Home Buyers Save
With real estate on the skids, which matters more to potential buyers:
Declining mortgage rates or falling home prices?
The housing market, like a bull in the ring, is wounded yet still powerful. It
takes an experienced toreador to discern whether the beast will succumb to the
knife or come charging back. The course it takes may hinge on which matters
more to buyers: falling interest rates (a big positive) or fear of falling
prices (a big negative).
For now, at least, housing construction is clearly in a localized recession.
On Nov. 17, the Census Bureau announced that starts on construction of
single-family homes plunged 14.6% in October, to the lowest level since July
of 2000. On top of that, permits fell 6.3%, to the lowest level since
December, 1997, indicating that construction could dip even further in the
months ahead.
But that's not the end of the story.

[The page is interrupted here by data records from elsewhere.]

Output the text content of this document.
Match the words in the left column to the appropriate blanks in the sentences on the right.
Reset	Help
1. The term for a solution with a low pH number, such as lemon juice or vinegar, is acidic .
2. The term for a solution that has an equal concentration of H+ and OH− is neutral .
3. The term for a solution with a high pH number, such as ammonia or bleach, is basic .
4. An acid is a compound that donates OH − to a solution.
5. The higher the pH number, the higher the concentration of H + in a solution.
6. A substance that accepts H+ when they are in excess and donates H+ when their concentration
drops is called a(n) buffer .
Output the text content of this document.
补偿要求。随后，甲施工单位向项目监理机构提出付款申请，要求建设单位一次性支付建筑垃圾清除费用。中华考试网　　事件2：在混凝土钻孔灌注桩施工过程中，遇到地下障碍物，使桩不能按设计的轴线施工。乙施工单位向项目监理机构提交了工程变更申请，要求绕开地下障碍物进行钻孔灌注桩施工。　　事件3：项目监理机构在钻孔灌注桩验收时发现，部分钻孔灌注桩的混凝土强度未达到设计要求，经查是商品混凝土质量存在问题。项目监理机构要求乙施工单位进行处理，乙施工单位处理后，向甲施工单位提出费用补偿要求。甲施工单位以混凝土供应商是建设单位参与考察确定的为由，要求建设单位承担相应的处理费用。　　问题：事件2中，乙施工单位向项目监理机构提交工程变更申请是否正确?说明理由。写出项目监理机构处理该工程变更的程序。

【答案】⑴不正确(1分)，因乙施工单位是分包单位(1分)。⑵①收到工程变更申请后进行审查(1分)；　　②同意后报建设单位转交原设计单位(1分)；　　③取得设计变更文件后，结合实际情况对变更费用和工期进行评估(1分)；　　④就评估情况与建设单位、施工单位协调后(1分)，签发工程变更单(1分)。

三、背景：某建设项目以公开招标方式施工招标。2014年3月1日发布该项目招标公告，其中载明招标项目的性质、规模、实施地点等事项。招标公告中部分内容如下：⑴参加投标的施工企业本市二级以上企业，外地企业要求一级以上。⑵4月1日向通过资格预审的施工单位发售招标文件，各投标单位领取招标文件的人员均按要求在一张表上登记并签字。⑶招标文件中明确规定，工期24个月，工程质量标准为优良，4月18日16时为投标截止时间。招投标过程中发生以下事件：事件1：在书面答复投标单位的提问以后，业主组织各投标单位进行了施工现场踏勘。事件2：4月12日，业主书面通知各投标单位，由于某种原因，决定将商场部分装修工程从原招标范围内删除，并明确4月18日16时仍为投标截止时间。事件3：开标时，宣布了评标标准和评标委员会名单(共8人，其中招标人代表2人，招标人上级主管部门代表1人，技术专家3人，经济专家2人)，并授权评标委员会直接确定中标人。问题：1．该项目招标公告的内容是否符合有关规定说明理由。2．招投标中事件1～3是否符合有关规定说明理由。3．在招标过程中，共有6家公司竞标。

Buyers could still save the housing
market, depending on how they react to current economic conditions. Mortgage
rates, after rising at the beginning of this year, have dipped in recent
months, from a peak of 6.8% on average for a 30-year fixed loan in July to
6.24% last month, according to FreddieMac. There's also speculation that the
Federal Reserve could cut rates in the months ahead, if inflation is under
control and the economy flags.
Divided economists
If buyers take heart from the decline in mortgage rates and step up to buy,
the backlog of unsold homes could shrink quickly -- especially with the
production of new homes having abruptly fallen. That would put the market back
on sound footing within a few months. On the other hand, if potential
customers decide that an investment in housing is "dead money" because home
prices are going to flatten or decline for an extended period, then no
jiggering of interest rates is going to encourage them to part with their down
payments.
Economists are sharply divided over the prospects for housing because they
disagree over how potential buyers will react. Ian Shepherdson, chief North
American economist of High-Frequency Economics in Valhalla, N.Y., is a bear on
housing because he thinks the prospect of further price declines, or at least
a lull, will scare away buyers. During the boom, he says, people were
effectively being paid to buy homes because the annual appreciation they got
was greater than the interest on their loans. That is no longer true.
But economists who are more bullish say buyers don't seem to be frightened
despite the flood of bad publicity about housing. They point to the recent
resilience of demand. For example, the Mortgage Bankers Association announced
on Nov. 15 that its seasonally adjusted index of mortgages to purchase homes
rose 2.7% in the week ended Nov. 10, to its highest level since July. The
biggest factor: lower mortgage rates. Rates for 30-year fixed mortgages fell
to 6.15%, their lowest since January, 2006.
Waiting for the recovery
And people are putting those mortgage loans to work: Sales of both new and
existing homes are up from their summer lows. "We're probably seeing the turn.
We're starting fewer homes even though we're continuing to sell them," says
Michael Englund of Action Economics.
The housing slump is far from over, but the conditions for an eventual
recovery are in place: Builders are sharply cutting back, and buyers are
cautiously continuing to buy. That means the backlog of unsold homes should
begin to diminish. The welcome decline in mortgage rates may seem small
compared to the reversal in price trends, from soaring to sinking. But it
appears enough to put at least some people back in a buying mood.